Hoffman captures the way the dolphins move freely between air and water, the ease with which these wild and free creatures make the two elements one. More elements are introduced: harnesses and high wires, symbols of the human world, are overlaid on the image of the dolphins, linking us to them. Then, the motion of water on their skin again becomes light. The use of the verb “slope” even suggests the dolphins themselves are a feature of the landscape. Anything Hoffman brings under his attention is presented as both its beautiful self and as a window to another part of our world.
The book is also a repository of fascinating facts. Readers will learn about the multitude of interesting theories regarding the rose-ringed parakeet’s colonization of England, the unexpectedly enthralling life of a Transylvanian lepidopterist, and how the Blitz of London helped add a new member to the city’s avifauna.
This is a book for readers who find pleasure in wandering in a variety of forms: meandering through the complex history of the Prespa Lakes region, slow explorations of how words can help us understand our connection to the things all around us, and joining Hoffman on his many perambulations through the various interesting habitats in close proximity to him.
While on his walks, Hoffman has an aptitude for bringing readers into the moment with him. This effect is sometimes enhanced by his writing in the present tense, but even pieces written in the past are vibrant and immediate. Consider:
Out of the silence came a sudden, terrifying wail. I bolted up and listened carefully. It came again, piercing and piglike, a haunting siren-squeal. The cry lifted hairs on the back of my neck. . . . I packed my flask quickly away and edged toward the mass of pale stems. The sunlight was bright in my eyes, and the next shuddering wail echoed within me.

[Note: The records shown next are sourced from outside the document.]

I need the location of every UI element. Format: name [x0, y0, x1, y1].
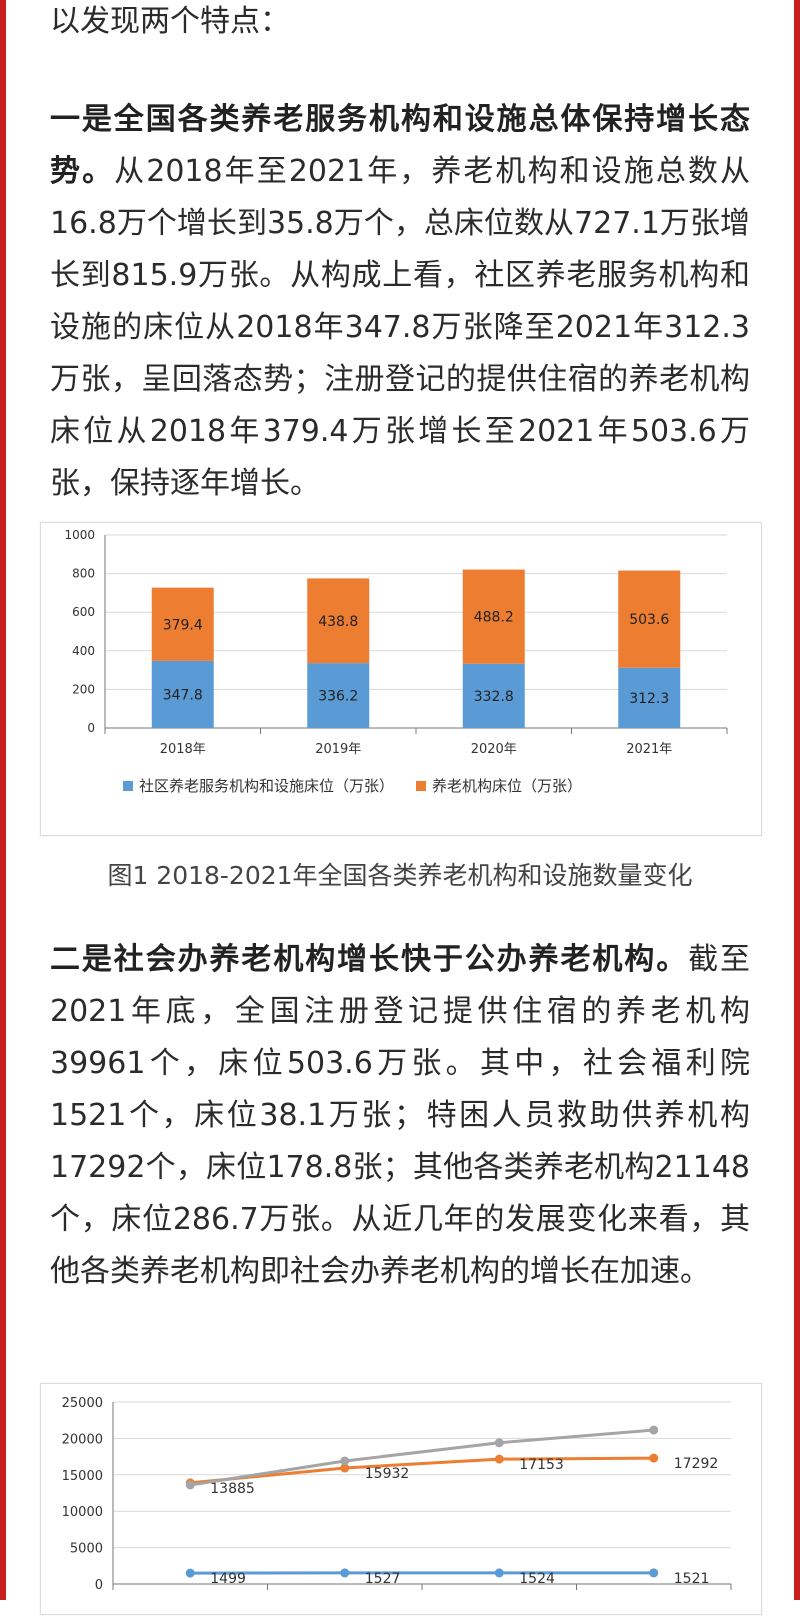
series-point	[495, 1438, 504, 1447]
point-data-label: 1499	[210, 1571, 246, 1587]
y-tick-label: 20000	[62, 1432, 103, 1447]
legend-label: 养老机构床位（万张）	[432, 777, 582, 795]
x-tick-label: 2020年	[471, 742, 517, 757]
series-point	[649, 1454, 658, 1463]
stacked-bar-chart: 0 200 400 600 800 1000 347.8 379.4 2018年 336.2 438…	[40, 522, 762, 836]
y-tick-label: 1000	[64, 528, 95, 542]
y-tick-label: 5000	[70, 1542, 103, 1557]
series-point	[340, 1568, 349, 1577]
bar-data-label: 488.2	[474, 610, 514, 626]
legend-swatch	[416, 781, 426, 791]
y-tick-label: 10000	[62, 1505, 103, 1520]
x-tick-label: 2021年	[626, 742, 672, 757]
bar-data-label: 379.4	[163, 617, 203, 633]
series-point	[186, 1569, 195, 1578]
y-tick-label: 200	[72, 682, 95, 696]
bar-data-label: 503.6	[629, 612, 669, 628]
y-tick-label: 25000	[62, 1396, 103, 1411]
bar-data-label: 312.3	[629, 691, 669, 707]
y-tick-label: 0	[87, 721, 95, 735]
series-point	[186, 1480, 195, 1489]
y-tick-label: 800	[72, 567, 95, 581]
figure-caption: 图1 2018-2021年全国各类养老机构和设施数量变化	[0, 858, 800, 894]
point-data-label: 1521	[674, 1571, 710, 1587]
x-tick-label: 2018年	[160, 742, 206, 757]
paragraph-two: 二是社会办养老机构增长快于公办养老机构。截至2021年底，全国注册登记提供住宿的…	[50, 934, 750, 1298]
line-chart: 0 5000 10000 15000 20000 25000 1499 1527 1524 152…	[40, 1383, 762, 1615]
paragraph-one-text: 从2018年至2021年，养老机构和设施总数从16.8万个增长到35.8万个，总…	[50, 154, 750, 501]
point-data-label: 15932	[365, 1466, 410, 1482]
bar-data-label: 347.8	[163, 687, 203, 703]
paragraph-two-text: 截至2021年底，全国注册登记提供住宿的养老机构39961个，床位503.6万张…	[50, 942, 750, 1289]
point-data-label: 17292	[674, 1456, 719, 1472]
series-point	[649, 1426, 658, 1435]
series-point	[495, 1568, 504, 1577]
point-data-label: 17153	[519, 1457, 564, 1473]
point-data-label: 1524	[519, 1571, 555, 1587]
paragraph-one: 一是全国各类养老服务机构和设施总体保持增长态势。从2018年至2021年，养老机…	[50, 94, 750, 510]
legend-swatch	[123, 781, 133, 791]
point-data-label: 1527	[365, 1571, 401, 1587]
paragraph-two-heading: 二是社会办养老机构增长快于公办养老机构。	[50, 942, 688, 977]
intro-line: 以发现两个特点：	[50, 0, 750, 48]
stacked-bar-chart-svg: 0 200 400 600 800 1000 347.8 379.4 2018年 336.2 438…	[41, 523, 761, 835]
y-tick-label: 600	[72, 605, 95, 619]
y-tick-label: 0	[95, 1578, 103, 1593]
y-tick-label: 400	[72, 644, 95, 658]
left-border-strip	[0, 0, 6, 1600]
bar-data-label: 336.2	[318, 689, 358, 705]
line-chart-svg: 0 5000 10000 15000 20000 25000 1499 1527 1524 152…	[41, 1384, 761, 1614]
series-line	[190, 1458, 654, 1483]
series-point	[649, 1568, 658, 1577]
bar-data-label: 332.8	[474, 689, 514, 705]
point-data-label: 13885	[210, 1481, 255, 1497]
series-point	[340, 1456, 349, 1465]
legend-label: 社区养老服务机构和设施床位（万张）	[139, 777, 394, 795]
series-point	[495, 1455, 504, 1464]
right-border-strip	[794, 0, 800, 1600]
x-tick-label: 2019年	[315, 742, 361, 757]
bar-data-label: 438.8	[318, 614, 358, 630]
y-tick-label: 15000	[62, 1469, 103, 1484]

The prospect of encountering a European wild boar is an experience probably few of Hoffman’s readers have had, yet his keen ability to deliver us to the exact instant when the boar felt near and menacing makes it a shared experience. And Hoffman’s description of the boar when it makes its appearance, well, is something the reader will have to discover for him- or herself.
Indeed, this is a book of encounters: a meeting with a drowned salamander, the pursuit of rare and enormous eagle owls, the unexpected appearance of vagrant velvet scoters far from their Scandinavian homes, a nondescript moth fluttering past a bulb in December. And there are at least two commonalities shared by each of these animal encounters: they bring with them surprises which shape both the narrative and its author, and they bring him closer to completing his quest to understand his relationship to the place that has become his home. The moth, for instance, begins as just a shadow dancing through the room, but then it transforms into an immense journey that leads Hoffman to times and places we never would have guessed. Yet it should be noted that any of these encounters in anyone’s life, and perhaps even in the life of another writer, may have so easily been received, acknowledged, and soon forgotten. Hoffman, with patience and care, finds within them meaning and offers it to us for contemplation.
Of greatest value, all of Hoffman’s observations resonate with a genuine care for what is being considered and what can be learned. Is he successful in pinning down the meaning of place? Can anyone even succeed at such a task? Perhaps it doesn’t matter. The essay is an attempt, after all. The Small Heart of Things is a beautiful attempt, a winter moth and its shadow, and the journey that comes with them.